Someone in Washington seems to have noticed the connection between housing and the disappointing performance of the U.S. economy.
In a recent speech, Federal Reserve Chairman Ben Bernanke noted that “the depressed state of housing in the United States is a big reason that the current recovery is less vigorous than we would like.”
These remarks were made as the economy stumbled into another “soft patch,” unable to maintain the momentum that appeared to be building at the end of 2010. Economic activity has been weaker than expected this year, with housing, at best, “bouncing along the bottom.”
One of the bright spots since the beginning of the year, the labor market lost momentum in May, with a big falloff in job growth and the unemployment rate edging up.
Surprisingly, residential construction added jobs in May, stemming from an increase in home improvement and maintenance, sectors that also supported an increase in residential construction spending despite further declines in single-family and multifamily construction spending.

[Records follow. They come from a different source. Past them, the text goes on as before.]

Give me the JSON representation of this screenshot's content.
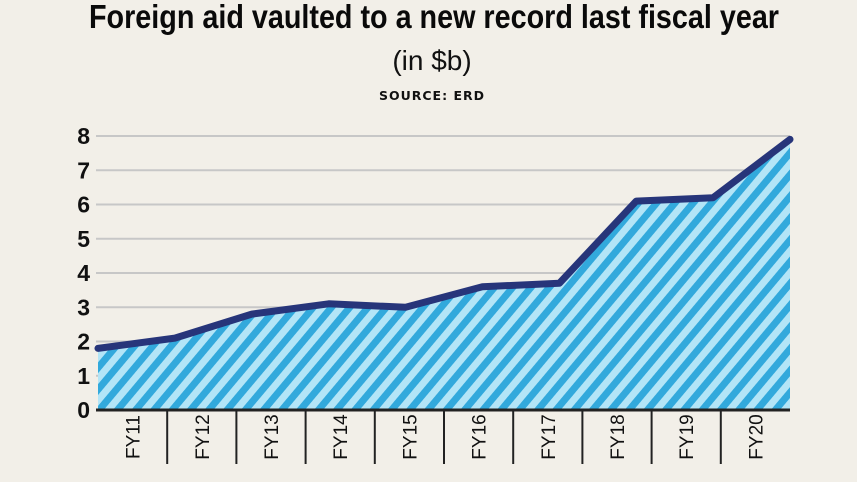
{
  "chart_data": {
    "type": "area",
    "title": "Foreign aid vaulted to a new record last fiscal year",
    "subtitle": "(in $b)",
    "source": "SOURCE: ERD",
    "categories": [
      "FY11",
      "FY12",
      "FY13",
      "FY14",
      "FY15",
      "FY16",
      "FY17",
      "FY18",
      "FY19",
      "FY20"
    ],
    "values": [
      1.8,
      2.1,
      2.8,
      3.1,
      3.0,
      3.6,
      3.7,
      6.1,
      6.2,
      7.9
    ],
    "yticks": [
      "0",
      "1",
      "2",
      "3",
      "4",
      "5",
      "6",
      "7",
      "8"
    ],
    "ylim": [
      0,
      8
    ],
    "grid": true,
    "colors": {
      "background": "#f2efe8",
      "fill_light": "#b3e5f7",
      "fill_stripe": "#32a9dc",
      "line": "#27357a",
      "grid": "#c7c7c7",
      "axis": "#222222"
    }
  }
}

Falling house prices — a major factor behind weak housing demand and housing production over the past 12 months — remained a problem in the first quarter of 2011, with Case-Shiller house price indexes sinking to new lows; 12 of the 20 cities in the Composite 20 index fell to their lowest levels yet in the current housing cycle.
Housing and the economy face more hurdles in the months ahead with the second round of quantitative easing set to end at the end of June and lower GSE (Fannie Mae and Freddie Mac) and FHA loan limits scheduled for the start of October. Both are likely to further depress the housing market by increasing the cost of mortgage financing and putting additional downward pressure on house prices.